Education

Down To The Wire

The snare drum. Our best drum friend. Sits there, in front of us being all awesome every time we hit it. Metal, wood, acrylic, no matter what the material, we easily get very attached to our snare drum sound. It’s one thing we spend time trying to cultivate.

But every once in a while we get a customer who has come to the point where they want their drum to sound a little different or their bored of the sound their drum makes.

Let’s look at 3 ways we can give your drum a new lease of life!

Heads
Hoops
Wires.

Heads

Drums, for all intents and purposes, are simply chambers that move air. They don’t make the sound. That’s done by the combination of heads and bearing edges.

Heads can make a world of difference to how your drum sounds. The difference between a Coated Ambassador, a Genera Dry and an Emperor X is vast and so is the sound difference.

Single ply heads typically make a drum open and bright sounding. Usually the drum will ring out at the top end if it’s tuned tightly. If this is a sound that you’ve played for a while – a tight, highly tuned single ply head, then changing to a heavier head will really bring out different qualities in the shell.

A double ply head with a dampening ring will remove the majority of the overtones at the top end and therefore you’ll get way more of the body of the sound. The pitch of the drum will drop and it’ll be able to take heavier hitting and hopefully be more durable!

Thicker heads will also greatly change how a drum sounds when tuned low. They will typically be drier and much lower in pitch than if a single ply head was on the drum.

Obviously this a very generic overview and with the number of different heads on the market, there are a vast range of sounds you can go for. Single ply heads with dots underneath/on top will give you the sensitivity of a single ply head, but with a little more low end due to the thickness in the middle of the head being greater.

Try out different things and see what works. It’s also worth remembering that live and recording are very different so if you have a recording session at some point, you’ll want to think carefully about how bright your drums sound, as that will no doubt either be captured by the mics or be problematic for the engineer.

Hoops

This sounds a bit like witchcraft but I promise it’s not.
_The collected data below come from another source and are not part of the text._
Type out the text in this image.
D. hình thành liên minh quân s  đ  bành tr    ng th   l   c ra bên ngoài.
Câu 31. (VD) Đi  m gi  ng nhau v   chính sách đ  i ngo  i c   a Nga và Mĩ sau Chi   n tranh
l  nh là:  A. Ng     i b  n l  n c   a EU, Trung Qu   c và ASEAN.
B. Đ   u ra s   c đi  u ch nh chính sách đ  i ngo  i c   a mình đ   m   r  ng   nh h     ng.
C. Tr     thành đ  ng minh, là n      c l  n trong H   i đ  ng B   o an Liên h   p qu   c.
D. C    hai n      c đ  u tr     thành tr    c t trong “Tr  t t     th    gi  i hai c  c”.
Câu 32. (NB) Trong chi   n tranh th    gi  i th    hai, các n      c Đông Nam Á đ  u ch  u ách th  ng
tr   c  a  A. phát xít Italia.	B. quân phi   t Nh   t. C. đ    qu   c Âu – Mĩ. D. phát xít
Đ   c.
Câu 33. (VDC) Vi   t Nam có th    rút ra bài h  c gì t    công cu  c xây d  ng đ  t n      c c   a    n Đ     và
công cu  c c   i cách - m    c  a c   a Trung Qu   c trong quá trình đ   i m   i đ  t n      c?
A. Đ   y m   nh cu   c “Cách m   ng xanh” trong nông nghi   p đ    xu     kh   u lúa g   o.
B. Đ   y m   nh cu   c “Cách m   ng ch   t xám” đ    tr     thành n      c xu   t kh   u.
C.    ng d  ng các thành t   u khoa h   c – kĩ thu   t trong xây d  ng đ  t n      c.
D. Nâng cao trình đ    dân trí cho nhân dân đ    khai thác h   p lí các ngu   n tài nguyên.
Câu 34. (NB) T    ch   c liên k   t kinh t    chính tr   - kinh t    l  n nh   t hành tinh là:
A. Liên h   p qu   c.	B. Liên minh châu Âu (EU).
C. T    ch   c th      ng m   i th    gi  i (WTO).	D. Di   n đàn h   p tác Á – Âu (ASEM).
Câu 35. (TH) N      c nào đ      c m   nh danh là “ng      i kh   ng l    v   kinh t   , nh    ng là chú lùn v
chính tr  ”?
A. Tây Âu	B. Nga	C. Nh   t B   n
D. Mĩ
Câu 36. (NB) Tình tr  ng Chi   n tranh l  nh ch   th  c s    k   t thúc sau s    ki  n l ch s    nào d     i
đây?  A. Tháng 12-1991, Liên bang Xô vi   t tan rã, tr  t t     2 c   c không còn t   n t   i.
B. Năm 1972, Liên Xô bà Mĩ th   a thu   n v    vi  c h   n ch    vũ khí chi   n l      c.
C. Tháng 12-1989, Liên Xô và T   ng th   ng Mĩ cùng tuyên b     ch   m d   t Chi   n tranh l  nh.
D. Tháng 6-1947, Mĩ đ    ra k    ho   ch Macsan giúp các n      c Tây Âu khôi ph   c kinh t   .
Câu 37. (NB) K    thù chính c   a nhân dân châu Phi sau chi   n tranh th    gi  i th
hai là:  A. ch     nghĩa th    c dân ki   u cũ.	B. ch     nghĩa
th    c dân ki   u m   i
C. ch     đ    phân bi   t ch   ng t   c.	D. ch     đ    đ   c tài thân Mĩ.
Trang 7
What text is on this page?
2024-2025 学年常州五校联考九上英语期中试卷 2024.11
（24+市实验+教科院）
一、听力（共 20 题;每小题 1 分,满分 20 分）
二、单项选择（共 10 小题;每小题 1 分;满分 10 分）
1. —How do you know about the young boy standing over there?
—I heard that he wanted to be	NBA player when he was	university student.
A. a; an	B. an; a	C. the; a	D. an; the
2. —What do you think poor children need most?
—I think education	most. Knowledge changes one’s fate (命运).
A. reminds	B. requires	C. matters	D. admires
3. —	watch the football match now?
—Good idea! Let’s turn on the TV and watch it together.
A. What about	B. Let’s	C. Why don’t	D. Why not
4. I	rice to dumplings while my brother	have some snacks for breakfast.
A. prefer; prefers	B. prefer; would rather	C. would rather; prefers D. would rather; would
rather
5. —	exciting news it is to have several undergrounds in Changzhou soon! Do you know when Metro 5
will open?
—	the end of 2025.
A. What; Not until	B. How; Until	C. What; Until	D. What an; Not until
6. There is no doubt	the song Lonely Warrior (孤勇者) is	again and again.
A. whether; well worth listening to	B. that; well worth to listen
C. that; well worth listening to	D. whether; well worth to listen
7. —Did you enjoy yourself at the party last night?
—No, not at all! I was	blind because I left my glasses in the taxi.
Hoops can fundamentally change how your drum both sounds and plays.

Switching from say, triple flanged to die cast, will add more weight onto the shell, therefore changing the way the drum tunes. I find that die cast hoops need a lot less work to change the pitch of a drum than triple flanged do. A quarter turn on a die cast hoop can really change the sound way more than on a triple flanged.

To me, die cast hoops tend to focus a drum a lot more and give it (in my experience) more crack and a whole load more volume when you rim shot. I have a Yamaha 14 x 5.5 Bamboo drum that sounds totally different when I put die cast hoops on.

S Hoops are a great combination choice if you can’t decide which you prefer. They give the stability of tuning that a die cast will give you due to the added steel which improves rigidity, however tension wise, they behave quite like a triple flanged. Their edges also turn inwardly which decreases stress on the wrists, especially when rim shotting.

Wires

A recent change in snare wires for myself led to a fairly obvious lightbulb moment that hadn’t occurred to me before. The wires of a snare drum are the most stressed part of the drum. They are under tension nearly all the time. Even in the case. If you are like me, you NEVER loosen them when you put your drum away. So they can lie under tension for the length of time it takes me to remove it from the case, and not even be played. (Months in some cases).

So as you can imagine, this will tend to dull the wires down and probably fairly quickly (much like guitar strings).

I have a 13×6.5in brass shell, which has die cast hoops and a Powerstroke X (14 mil single ply with a 2 mil underlay to dampen the overtones). Recently I switched my wires over to a Puresound Custom Pro 20 strand wire. It’s a steel wire which is remarkably articulate and just the right amount of dry for me. It’s instantly revived the drum to be much more lively and responsive and has added a little extra projection – which is never a bad thing.

I have also recently switched out some wires on another drum to a Puresound Equalizer 16 strand wire. This wire has the middle 4 wires removed in order to eliminate as much snare buzz as possible whilst still retaining a strong snare sound (it works in conjunction with the snare’s natural acoustics or something). Again it’s totally revived an old drum to sound fresh, articulate and it responds under my hands like never before.

So there you have it. A few different ways that you can spice up your snare drum sound, without going too crazy. Try them out, experiment with different head/wire choices or hoop choices. Stuart Copeland famously had different hoops top and bottom of his drum (die cast top, triple flanged bottom). See what works for you. You never know what lease of life it’ll breathe into your drum and your playing.